Posted by: Sybil at January 20, 2004 10:49 AM

This will allow us to use a few functions we didn't have access to before. These lines are still a mystery for now, but we'll explain them soon. Now we'll start working within the main function, where favoriteNumber is declared and used. The first thing we need to do is change how we declare the variable. Instead of

Posted by: Annanias at January 20, 2004 10:49 AM

The most basic duality that exists with variables is how the programmer sees them in a totally different way than the computer does. When you're typing away in Project Builder, your variables are normal words smashed together, like software titles from the 80s. You deal with them on this level, moving them around and passing them back and forth.

Posted by: Margery at January 20, 2004 10:49 AM

Note the new asterisks whenever we reference favoriteNumber, except for that new line right before the return.

Posted by: Manasses at January 20, 2004 10:49 AM

Earlier I mentioned that variables can live in two different places. We're going to examine these two places one at a time, and we're going to start on the more familiar ground, which is called the Stack. Understanding the stack helps us understand the way programs run, and also helps us understand scope a little better.

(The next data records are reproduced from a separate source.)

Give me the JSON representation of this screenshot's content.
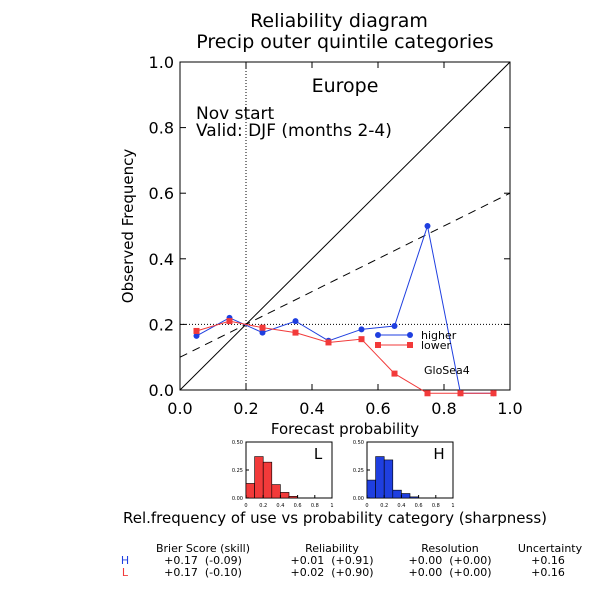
{
  "colors": {
    "higher": "#1f3fe0",
    "lower": "#f23a3a",
    "axis": "#000000",
    "background": "#ffffff"
  },
  "header": {
    "title": "Reliability diagram",
    "subtitle": "Precip outer quintile categories"
  },
  "annotations": {
    "region": "Europe",
    "start": "Nov start",
    "valid": "Valid: DJF (months 2-4)",
    "model": "GloSea4",
    "legend_higher": "higher",
    "legend_lower": "lower"
  },
  "chart_data": [
    {
      "type": "line",
      "title": "Reliability diagram",
      "subtitle": "Precip outer quintile categories",
      "xlabel": "Forecast probability",
      "ylabel": "Observed Frequency",
      "xlim": [
        0,
        1
      ],
      "ylim": [
        0,
        1
      ],
      "x_ticks": [
        "0.0",
        "0.2",
        "0.4",
        "0.6",
        "0.8",
        "1.0"
      ],
      "y_ticks": [
        "0.0",
        "0.2",
        "0.4",
        "0.6",
        "0.8",
        "1.0"
      ],
      "climatology": 0.2,
      "diagonal": [
        [
          0,
          0
        ],
        [
          1,
          1
        ]
      ],
      "no_skill_line": [
        [
          0,
          0.1
        ],
        [
          1,
          0.6
        ]
      ],
      "legend_placement": "center-right",
      "series": [
        {
          "name": "higher",
          "color": "#1f3fe0",
          "marker": "circle",
          "x": [
            0.05,
            0.15,
            0.25,
            0.35,
            0.45,
            0.55,
            0.65,
            0.75,
            0.85,
            0.95
          ],
          "y": [
            0.165,
            0.22,
            0.175,
            0.21,
            0.15,
            0.185,
            0.195,
            0.5,
            -0.01,
            -0.01
          ]
        },
        {
          "name": "lower",
          "color": "#f23a3a",
          "marker": "square",
          "x": [
            0.05,
            0.15,
            0.25,
            0.35,
            0.45,
            0.55,
            0.65,
            0.75,
            0.85,
            0.95
          ],
          "y": [
            0.18,
            0.21,
            0.19,
            0.175,
            0.145,
            0.155,
            0.05,
            -0.01,
            -0.01,
            -0.01
          ]
        }
      ]
    },
    {
      "type": "bar",
      "panel_label": "L",
      "color": "#f23a3a",
      "ylim": [
        0,
        0.5
      ],
      "y_ticks": [
        "0.50",
        "0.25",
        "0.00"
      ],
      "x_ticks": [
        "0",
        "0.2",
        "0.4",
        "0.6",
        "0.8",
        "1"
      ],
      "categories": [
        "0.0-0.1",
        "0.1-0.2",
        "0.2-0.3",
        "0.3-0.4",
        "0.4-0.5",
        "0.5-0.6",
        "0.6-0.7",
        "0.7-0.8",
        "0.8-0.9",
        "0.9-1.0"
      ],
      "values": [
        0.13,
        0.37,
        0.32,
        0.12,
        0.05,
        0.015,
        0,
        0,
        0,
        0
      ]
    },
    {
      "type": "bar",
      "panel_label": "H",
      "color": "#1f3fe0",
      "ylim": [
        0,
        0.5
      ],
      "y_ticks": [
        "0.50",
        "0.25",
        "0.00"
      ],
      "x_ticks": [
        "0",
        "0.2",
        "0.4",
        "0.6",
        "0.8",
        "1"
      ],
      "categories": [
        "0.0-0.1",
        "0.1-0.2",
        "0.2-0.3",
        "0.3-0.4",
        "0.4-0.5",
        "0.5-0.6",
        "0.6-0.7",
        "0.7-0.8",
        "0.8-0.9",
        "0.9-1.0"
      ],
      "values": [
        0.16,
        0.37,
        0.34,
        0.07,
        0.04,
        0.01,
        0,
        0,
        0,
        0
      ]
    }
  ],
  "sharpness_caption": "Rel.frequency of use vs probability category (sharpness)",
  "scores": {
    "headers": [
      "Brier Score (skill)",
      "Reliability",
      "Resolution",
      "Uncertainty"
    ],
    "rows": [
      {
        "label": "H",
        "color": "#1f3fe0",
        "values": [
          "+0.17  (-0.09)",
          "+0.01  (+0.91)",
          "+0.00  (+0.00)",
          "+0.16"
        ]
      },
      {
        "label": "L",
        "color": "#f23a3a",
        "values": [
          "+0.17  (-0.10)",
          "+0.02  (+0.90)",
          "+0.00  (+0.00)",
          "+0.16"
        ]
      }
    ]
  }
}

Posted by: Pompey at January 20, 2004 10:49 AM

The rest of our conversion follows a similar vein. Instead of going through line by line, let's just compare end results: when the transition is complete, the code that used to read:

Posted by: Florence at January 20, 2004 10:49 AM

For this program, it was a bit of overkill. It's a lot of overkill, actually. There's usually no need to store integers in the Heap, unless you're making a whole lot of them. But even in this simpler form, it gives us a little bit more flexibility than we had before, in that we can create and destroy variables as we need, without having to worry about the Stack. It also demonstrates a new variable type, the pointer, which you will use extensively throughout your programming. And it is a pattern that is ubiquitous in Cocoa, so it is a pattern you will need to understand, even though Cocoa makes it much more transparent than it is here.

Posted by: Anchor at January 20, 2004 10:49 AM

Inside each stack frame is a slew of useful information. It tells the computer what code is currently executing, where to go next, where to go in the case a return statement is found, and a whole lot of other things that are incredible useful to the computer, but not very useful to you most of the time. One of the things that is useful to you is the part of the frame that keeps track of all the variables you're using. So the first place for a variable to live is on the Stack. This is a very nice place to live, in that all the creation and destruction of space is handled for you as Stack Frames are created and destroyed. You seldom have to worry about making space for the variables on the stack. The only problem is that the variables here only live as long as the stack frame does, which is to say the length of the function those variables are declared in. This is often a fine situation, but when you need to store information for longer than a single function, you are instantly out of luck.

Posted by: Ottewell at January 20, 2004 10:49 AM

We can see an example of this in our code we've written so far. In each function's block, we declare variables that hold our data. When each function ends, the variables within are disposed of, and the space they were using is given back to the computer to use. The variables live in the blocks of conditionals and loops we write, but they don't cascade into functions we call, because those aren't sub-blocks, but different sections of code entirely. Every variable we've written has a well-defined lifetime of one function.

Posted by: Lucretia at January 20, 2004 10:49 AM

The most basic duality that exists with variables is how the programmer sees them in a totally different way than the computer does. When you're typing away in Project Builder, your variables are normal words smashed together, like software titles from the 80s. You deal with them on this level, moving them around and passing them back and forth.